All About Leveraged ETF's

The traditional bonds and stocks are less appealing for the brave investor looking to increase their investment's performance. These investors are meticulous and ambitious and prefer an alternative investment vehicle called 'leveraged ETF', or leveraged exchange-traded funds.

What is a leveraged ETF?

Let's first review what an ETF actually is before we get into the details of a leveraged ETF. An ETF is a group of securities that are similar in nature and which can be traded on the stock exchange. An example of an ETF that is pharmaceutical in nature would be stocks from companies that are involved in the research and manufacture of pharmaceuticals.

What is the "leverage" bit and why is it so important?

A leveraged ETF is similar to an ETF and tracks the performance of the benchmark index or asset class. It increases the returns by using derivatives and debt instruments such as options, futures, swaps, reverse-repurchase agreements, and others.

The pros and cons of investing in leveraged ETFs

Leveraged ETFs are just like other investment vehicles. They also have their fair share of pros. Let's take a look at both.

The pros and cons of investing in leveraged ETFs

  1. Margin borrowing is not necessary

Imagine a keen investor who believes the gold price will rise rapidly and would like to invest in an ETF. They lack the funds to do so. They would likely have borrowed against collateral from their broker to cover the cost of this loan. If they suffered losses from their investment, they would have lost the principal amount and would also have to surrender their collateral. Leveraged ETFs are a great way to save the investor money. The principal investment amount is not lost by the investor.

  1. High liquidity

You can quickly withdraw your investment to get the cash you need. This is a great option if you have an urgent cash flow need. This is in contrast to long-term investments, where your funds cannot be converted into cash.

  1. Accessible

Retail investors have difficulty accessing assets such as real estate. However, a leveraged ETF allows them to access alternative investments with minimal investment.

  1. Amplified returns

If the index rises, the investor could receive as much as 3 times their investment. This is why leveraged ETFs are attractive to niche investors and traders.

The cons of investing in leveraged ETFs

  1. High cost ratio

Leveraged ETFs are actively managed, which requires a lot of research and professional insight. A fund manager often charges a higher management fee than an unleveraged ETF. In the event of a profit, this can reduce the investor's returns.

  1. There is a risk of significant losses

The loss can also be multiplied, just like amplified returns. The leveraged ETF may lose as much as 3 points if the index falls by 1 point.

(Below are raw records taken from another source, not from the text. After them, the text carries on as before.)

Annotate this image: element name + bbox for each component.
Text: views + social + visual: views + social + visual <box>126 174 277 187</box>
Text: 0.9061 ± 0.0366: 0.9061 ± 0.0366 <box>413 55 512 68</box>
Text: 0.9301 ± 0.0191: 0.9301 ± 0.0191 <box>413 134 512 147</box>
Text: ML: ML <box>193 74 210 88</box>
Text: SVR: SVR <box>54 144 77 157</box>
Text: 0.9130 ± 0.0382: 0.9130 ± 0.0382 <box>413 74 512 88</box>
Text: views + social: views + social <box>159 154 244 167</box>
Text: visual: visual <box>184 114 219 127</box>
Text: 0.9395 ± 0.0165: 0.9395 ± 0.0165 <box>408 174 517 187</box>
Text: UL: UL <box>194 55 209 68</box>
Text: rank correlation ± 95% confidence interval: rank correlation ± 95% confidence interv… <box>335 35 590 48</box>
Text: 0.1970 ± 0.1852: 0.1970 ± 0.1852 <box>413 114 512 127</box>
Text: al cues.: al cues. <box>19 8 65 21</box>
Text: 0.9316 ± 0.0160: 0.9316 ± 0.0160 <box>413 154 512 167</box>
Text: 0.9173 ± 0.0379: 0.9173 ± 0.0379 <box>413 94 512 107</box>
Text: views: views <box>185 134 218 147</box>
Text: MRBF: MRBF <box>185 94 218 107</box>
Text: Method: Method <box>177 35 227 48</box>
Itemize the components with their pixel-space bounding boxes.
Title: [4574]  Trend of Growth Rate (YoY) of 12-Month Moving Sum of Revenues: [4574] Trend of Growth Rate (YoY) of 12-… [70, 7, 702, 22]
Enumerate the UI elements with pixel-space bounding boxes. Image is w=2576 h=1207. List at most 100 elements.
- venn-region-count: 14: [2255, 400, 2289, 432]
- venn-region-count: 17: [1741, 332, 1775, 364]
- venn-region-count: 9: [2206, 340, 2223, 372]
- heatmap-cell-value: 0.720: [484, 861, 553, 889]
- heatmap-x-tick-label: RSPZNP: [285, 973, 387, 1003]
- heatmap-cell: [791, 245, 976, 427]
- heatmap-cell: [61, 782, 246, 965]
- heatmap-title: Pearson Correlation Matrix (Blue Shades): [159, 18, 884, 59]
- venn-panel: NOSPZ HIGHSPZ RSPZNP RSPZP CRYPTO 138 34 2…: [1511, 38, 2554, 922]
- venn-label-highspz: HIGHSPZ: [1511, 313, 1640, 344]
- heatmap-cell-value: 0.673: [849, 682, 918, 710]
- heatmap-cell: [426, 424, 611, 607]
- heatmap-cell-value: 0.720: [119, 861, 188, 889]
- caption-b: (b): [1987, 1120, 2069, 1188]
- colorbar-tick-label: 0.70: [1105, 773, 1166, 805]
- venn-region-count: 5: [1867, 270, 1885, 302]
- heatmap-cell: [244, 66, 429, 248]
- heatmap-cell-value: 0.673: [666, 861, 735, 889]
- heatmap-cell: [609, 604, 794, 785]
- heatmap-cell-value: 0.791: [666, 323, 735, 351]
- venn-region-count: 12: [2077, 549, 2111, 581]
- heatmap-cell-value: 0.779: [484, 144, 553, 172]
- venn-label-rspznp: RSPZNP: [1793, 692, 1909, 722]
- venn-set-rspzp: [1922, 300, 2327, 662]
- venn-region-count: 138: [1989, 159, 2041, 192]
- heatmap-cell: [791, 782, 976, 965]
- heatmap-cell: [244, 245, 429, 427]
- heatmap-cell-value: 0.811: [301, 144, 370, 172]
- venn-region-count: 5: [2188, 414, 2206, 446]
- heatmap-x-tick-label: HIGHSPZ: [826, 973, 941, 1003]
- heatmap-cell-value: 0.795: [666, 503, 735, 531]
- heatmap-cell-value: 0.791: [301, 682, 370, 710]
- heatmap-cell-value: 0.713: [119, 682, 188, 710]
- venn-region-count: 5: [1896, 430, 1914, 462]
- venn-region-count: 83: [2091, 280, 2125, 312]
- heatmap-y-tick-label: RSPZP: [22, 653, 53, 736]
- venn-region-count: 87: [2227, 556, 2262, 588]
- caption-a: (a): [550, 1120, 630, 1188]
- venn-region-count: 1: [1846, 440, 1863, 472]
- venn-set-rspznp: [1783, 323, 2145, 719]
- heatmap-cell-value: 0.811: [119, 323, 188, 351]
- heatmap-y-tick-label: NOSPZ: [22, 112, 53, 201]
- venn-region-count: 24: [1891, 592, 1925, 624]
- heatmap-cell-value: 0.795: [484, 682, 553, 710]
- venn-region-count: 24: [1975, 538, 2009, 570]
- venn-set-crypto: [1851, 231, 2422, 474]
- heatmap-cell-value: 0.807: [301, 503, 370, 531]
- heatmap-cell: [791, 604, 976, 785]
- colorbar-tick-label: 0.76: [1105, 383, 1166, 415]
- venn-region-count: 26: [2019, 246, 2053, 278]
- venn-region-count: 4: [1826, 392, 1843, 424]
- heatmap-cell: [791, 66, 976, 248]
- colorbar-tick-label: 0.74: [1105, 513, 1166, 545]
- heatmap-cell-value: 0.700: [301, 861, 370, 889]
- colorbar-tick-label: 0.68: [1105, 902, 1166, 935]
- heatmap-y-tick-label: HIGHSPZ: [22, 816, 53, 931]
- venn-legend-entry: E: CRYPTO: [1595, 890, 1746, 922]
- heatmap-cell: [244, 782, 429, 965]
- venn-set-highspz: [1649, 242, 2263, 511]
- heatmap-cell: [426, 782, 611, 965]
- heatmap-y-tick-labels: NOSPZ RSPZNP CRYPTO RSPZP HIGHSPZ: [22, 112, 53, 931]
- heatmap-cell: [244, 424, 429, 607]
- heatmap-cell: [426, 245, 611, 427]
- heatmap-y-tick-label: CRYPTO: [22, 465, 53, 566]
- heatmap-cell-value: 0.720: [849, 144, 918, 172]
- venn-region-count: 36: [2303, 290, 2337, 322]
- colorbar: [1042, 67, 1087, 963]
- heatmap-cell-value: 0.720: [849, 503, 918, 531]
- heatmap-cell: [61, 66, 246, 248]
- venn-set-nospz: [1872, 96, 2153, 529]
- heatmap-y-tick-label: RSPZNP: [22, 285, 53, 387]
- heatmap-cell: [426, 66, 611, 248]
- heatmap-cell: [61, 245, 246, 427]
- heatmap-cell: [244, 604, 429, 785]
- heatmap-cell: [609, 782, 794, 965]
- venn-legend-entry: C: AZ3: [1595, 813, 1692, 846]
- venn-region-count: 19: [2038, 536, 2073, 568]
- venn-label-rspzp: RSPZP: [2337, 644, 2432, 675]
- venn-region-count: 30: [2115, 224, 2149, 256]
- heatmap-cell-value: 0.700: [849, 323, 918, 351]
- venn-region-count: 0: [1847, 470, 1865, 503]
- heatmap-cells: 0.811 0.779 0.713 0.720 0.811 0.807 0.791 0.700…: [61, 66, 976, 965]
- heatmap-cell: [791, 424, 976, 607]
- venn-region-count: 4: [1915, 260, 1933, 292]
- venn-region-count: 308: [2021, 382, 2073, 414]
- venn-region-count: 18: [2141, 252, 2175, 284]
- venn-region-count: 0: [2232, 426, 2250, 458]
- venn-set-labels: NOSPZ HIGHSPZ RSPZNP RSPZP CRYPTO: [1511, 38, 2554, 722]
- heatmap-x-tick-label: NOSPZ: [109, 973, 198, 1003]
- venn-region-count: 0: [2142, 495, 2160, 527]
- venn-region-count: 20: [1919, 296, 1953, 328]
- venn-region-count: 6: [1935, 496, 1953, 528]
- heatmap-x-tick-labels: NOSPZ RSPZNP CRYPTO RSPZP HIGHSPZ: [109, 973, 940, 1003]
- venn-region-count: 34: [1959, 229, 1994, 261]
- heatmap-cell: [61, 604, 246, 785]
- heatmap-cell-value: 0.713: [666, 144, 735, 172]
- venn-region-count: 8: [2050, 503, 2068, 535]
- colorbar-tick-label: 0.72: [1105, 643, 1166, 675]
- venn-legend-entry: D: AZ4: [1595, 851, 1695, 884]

Let's now look at the pros and cons associated with a leveraged ETF.

What to Consider Before Investing in a Leveraged ETF

To ensure that you make an informed decision before you invest in leveraged ETFs, you should consider the following:

1. Consider how much of your portfolio you would like to invest in a leveraged ETF. Here, consider your risk tolerance.

2. You can find out what the total cost is - administration fee, management fee and the expense ratio.

3. Know which sectors and indexes you are most familiar with. If you are an expert in information technology, investing in a leveraged ETF which tracks an IT index is a smarter choice.

4. Check the past performance of any fund you are interested in investing. Fair warning: Past performance does not predict future performance. It is best to be indicative.

5. Learn about the investment objectives of the leveraged ETF you are interested in. To get a better understanding of the fund's objectives, you can consult its prospectus.